Exploring the Impact of the GDPR on Companies Sponsoring and Managing Global Clinical Research

May 1, 2018 Published Work
TerraLex Connections Newsletter, 2018, Edition 2

With an ever-abundant list of important compliance requirements to contend with, life sciences compliance officers have no shortage of challenges. And this year won't offer any reprieve. On May 25, 2018, enforcement of the General Data Protection Regulation ("GDPR"), the European Union's (EU's) new data protection law, will begin-- and there is much to do between now and then.

The GDPR, which replaces the Data Protection Directive 95/46/EC ("the Directive"), changes the current EU data protection framework in several significant ways. Among other things, the new framework expands the territorial scope for EU data protection obligations, applies those obligations directly to data processors, and broadens the requirements for controllers. The GDPR also includes new, quite severe penalties for non-compliance. Regulators have the authority to levy fines for violations of the GDPR in an amount up to the greater of €20 million or 4% of a company's global annual revenue in the prior year. Data subjects also are entitled to specific remedies under the regulation.

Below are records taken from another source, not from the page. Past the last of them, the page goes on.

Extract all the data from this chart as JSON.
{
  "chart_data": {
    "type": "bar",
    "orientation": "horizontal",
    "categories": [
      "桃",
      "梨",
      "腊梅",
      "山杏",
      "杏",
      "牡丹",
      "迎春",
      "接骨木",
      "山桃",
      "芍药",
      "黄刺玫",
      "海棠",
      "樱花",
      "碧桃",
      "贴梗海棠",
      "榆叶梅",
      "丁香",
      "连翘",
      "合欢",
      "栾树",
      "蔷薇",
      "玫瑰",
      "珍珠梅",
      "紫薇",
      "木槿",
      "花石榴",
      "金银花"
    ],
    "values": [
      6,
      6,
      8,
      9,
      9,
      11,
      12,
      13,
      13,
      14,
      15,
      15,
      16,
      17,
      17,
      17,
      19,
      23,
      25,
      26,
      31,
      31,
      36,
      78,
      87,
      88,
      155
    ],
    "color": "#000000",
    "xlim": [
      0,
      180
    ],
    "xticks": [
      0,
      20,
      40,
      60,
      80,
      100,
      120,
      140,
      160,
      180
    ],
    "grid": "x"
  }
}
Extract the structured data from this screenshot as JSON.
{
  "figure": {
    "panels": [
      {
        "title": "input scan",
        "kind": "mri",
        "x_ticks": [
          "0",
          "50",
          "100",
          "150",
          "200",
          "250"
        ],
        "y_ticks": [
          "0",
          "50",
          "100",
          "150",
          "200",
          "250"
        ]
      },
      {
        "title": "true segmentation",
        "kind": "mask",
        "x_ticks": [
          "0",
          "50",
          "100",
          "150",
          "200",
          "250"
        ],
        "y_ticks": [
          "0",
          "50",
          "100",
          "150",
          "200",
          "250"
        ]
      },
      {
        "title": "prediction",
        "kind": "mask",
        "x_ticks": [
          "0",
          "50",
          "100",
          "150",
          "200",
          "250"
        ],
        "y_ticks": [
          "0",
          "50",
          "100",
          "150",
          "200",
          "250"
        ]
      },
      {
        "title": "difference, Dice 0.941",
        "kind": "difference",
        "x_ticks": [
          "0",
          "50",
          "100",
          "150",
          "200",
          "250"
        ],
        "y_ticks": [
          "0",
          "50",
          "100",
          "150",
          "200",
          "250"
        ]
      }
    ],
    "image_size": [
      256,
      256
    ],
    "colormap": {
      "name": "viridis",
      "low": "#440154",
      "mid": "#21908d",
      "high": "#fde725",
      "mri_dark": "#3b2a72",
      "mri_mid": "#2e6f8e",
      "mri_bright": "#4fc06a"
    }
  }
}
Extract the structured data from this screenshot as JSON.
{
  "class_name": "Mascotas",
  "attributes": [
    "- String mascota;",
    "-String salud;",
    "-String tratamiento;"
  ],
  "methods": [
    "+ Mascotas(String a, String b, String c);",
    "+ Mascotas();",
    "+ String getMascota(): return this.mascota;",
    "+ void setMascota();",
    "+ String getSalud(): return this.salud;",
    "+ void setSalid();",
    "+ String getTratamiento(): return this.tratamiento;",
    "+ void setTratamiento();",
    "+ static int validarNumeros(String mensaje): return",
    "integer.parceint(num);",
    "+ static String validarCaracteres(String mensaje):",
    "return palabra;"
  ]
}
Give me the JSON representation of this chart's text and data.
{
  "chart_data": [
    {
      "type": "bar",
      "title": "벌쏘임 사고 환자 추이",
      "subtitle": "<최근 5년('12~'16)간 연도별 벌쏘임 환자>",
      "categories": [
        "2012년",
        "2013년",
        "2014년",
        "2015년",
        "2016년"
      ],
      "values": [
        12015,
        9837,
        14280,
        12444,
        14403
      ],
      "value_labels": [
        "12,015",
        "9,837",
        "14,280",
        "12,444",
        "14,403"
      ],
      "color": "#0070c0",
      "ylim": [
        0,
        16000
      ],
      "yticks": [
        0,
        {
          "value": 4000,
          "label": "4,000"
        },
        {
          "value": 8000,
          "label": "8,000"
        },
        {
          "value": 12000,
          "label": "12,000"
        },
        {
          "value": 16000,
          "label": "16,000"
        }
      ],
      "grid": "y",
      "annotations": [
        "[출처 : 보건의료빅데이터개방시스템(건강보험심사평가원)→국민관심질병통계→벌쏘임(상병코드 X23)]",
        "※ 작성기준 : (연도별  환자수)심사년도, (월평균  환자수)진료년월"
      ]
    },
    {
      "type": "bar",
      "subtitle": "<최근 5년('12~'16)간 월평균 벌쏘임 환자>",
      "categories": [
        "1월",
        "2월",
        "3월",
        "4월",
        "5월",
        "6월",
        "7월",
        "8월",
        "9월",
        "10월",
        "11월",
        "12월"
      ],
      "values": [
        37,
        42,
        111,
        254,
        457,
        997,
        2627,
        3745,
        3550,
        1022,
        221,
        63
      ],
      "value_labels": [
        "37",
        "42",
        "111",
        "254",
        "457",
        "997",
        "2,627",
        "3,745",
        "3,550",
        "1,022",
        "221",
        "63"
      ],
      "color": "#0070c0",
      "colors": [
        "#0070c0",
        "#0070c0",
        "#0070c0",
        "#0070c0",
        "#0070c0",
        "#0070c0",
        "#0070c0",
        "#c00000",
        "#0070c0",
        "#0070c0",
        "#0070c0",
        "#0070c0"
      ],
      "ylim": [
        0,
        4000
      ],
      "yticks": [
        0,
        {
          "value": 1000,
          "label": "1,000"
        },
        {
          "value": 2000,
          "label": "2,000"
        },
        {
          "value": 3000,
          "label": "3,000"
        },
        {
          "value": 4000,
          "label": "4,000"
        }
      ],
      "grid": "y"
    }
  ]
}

While many of the core data protection responsibilities outlined in the GDPR are not new to organizations involved in clinical research, the GDPR nonetheless will have important repercussions for the life sciences sector generally and for the multiple parties involved in global clinical research studies. This is because global studies typically involve the collection and analysis of large amounts of health and genetic data of study participants, and the data may be maintained in multiple databases and systems by multiple entities located in multiple countries. Therefore, sponsors of global clinical research studies and their Contract Research Organizations ("CROs") in particular will need to re-evaluate and document their respective data protection obligations and GDPR compliance in connection with these processing activities. This re-evaluation needs to be undertaken not only with respect to the sponsor-CRO relationship, but also with respect to the data processing activities and responsibilities of third party vendors, and of clinical trial sites in the EU.